One week from Sunday I will have the privilege of addressing the high school graduating class in my hometown.  This is always a big deal to me.  Not only is the trip nostalgic; the opportunity to share something meaningful to this group is both fascinating and breathtaking.  Wowee!

One of the things I want to cover is the sheer friendship to be found in failure.  Of course, the obvious reason this must be pointed out is that nobody wants it.  Yet, failure is one of our greatest commodities.

Failure blesses as it keeps our thinking and determining faculties engaged.  We must grow in understanding as to how to handle the dilemma at hand.  Antonio Porchia said, A door opens to me.  I go in and am faced with a hundred closed doors.

One of my most significant characteristics is how many times I have failed.  I failed in temperament in delivering the Word in sermons.  My anger overrode His call.  I have failed in organization, in friendship, in husbanding and parenting, in preparation and deliverance, and by yielding to becoming what others wanted me to be instead of what He was thinking.

I know of no other man in my position in life who has failed more. 

However, I am not discouraged.  Rather, I am glad I get to be me.  I have learned through this villain called failure and advantaged myself by using him as my fuel.  Through the angst of failure I have learned how real people---from beneath bridge to atop celeb status--hurt. 

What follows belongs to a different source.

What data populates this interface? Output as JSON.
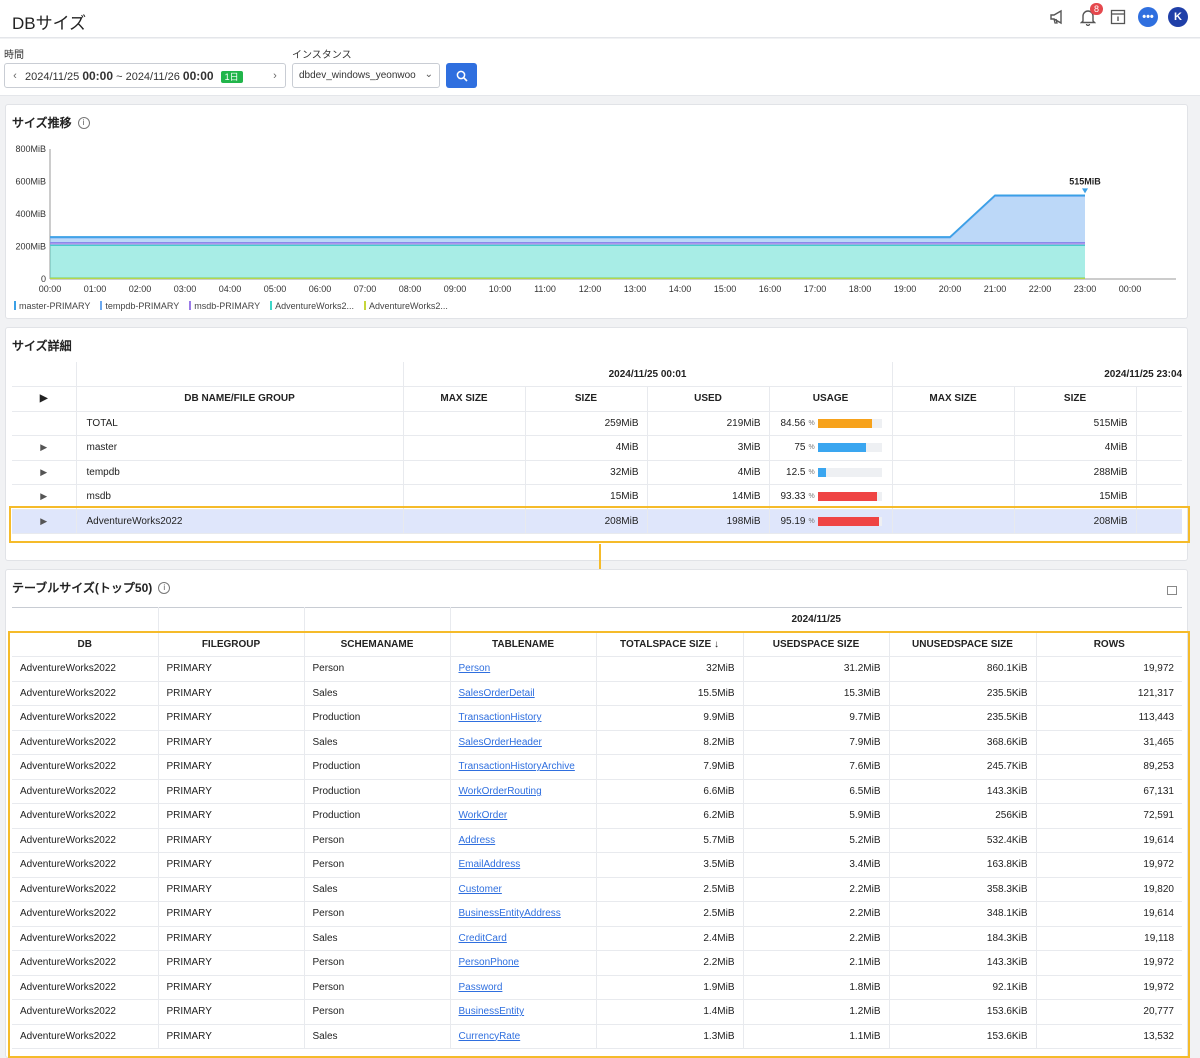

I found Jesus to be the only source of rescue.  May I ask how he got to such a position?  Well, not via a Sheriff's badge handed to him by the Holy Spirit.  He learned by the channels of disappointment and pain; even to the extent he was hung out to publicly die as the community's greatest fraudulent failure.

We must learn that this greatest influence nobody wants is precisely what we must have in our hearts in order to connect to a world gasping for life.  Henri Nouwen spoke of this most accurately.

For the minister is called to recognize the sufferings of his time in his own heart and make that recognition the starting point of his service.  Whether he tries to enter into a dislocated world, relate to a convulsive generation, or speak to a dying man, his service will not be perceived as authentic unless it comes from a heart wounded by the suffering about which he speaks.

We can spend hours in academics and years in comparative languages.  There can be yearning for accomplishment and grappling for success.  All the while a friend stands in the wings that we address as our absolute foe.  Nobody wants this guy.  He is known as failure.

But for the victor....we must let him teach us.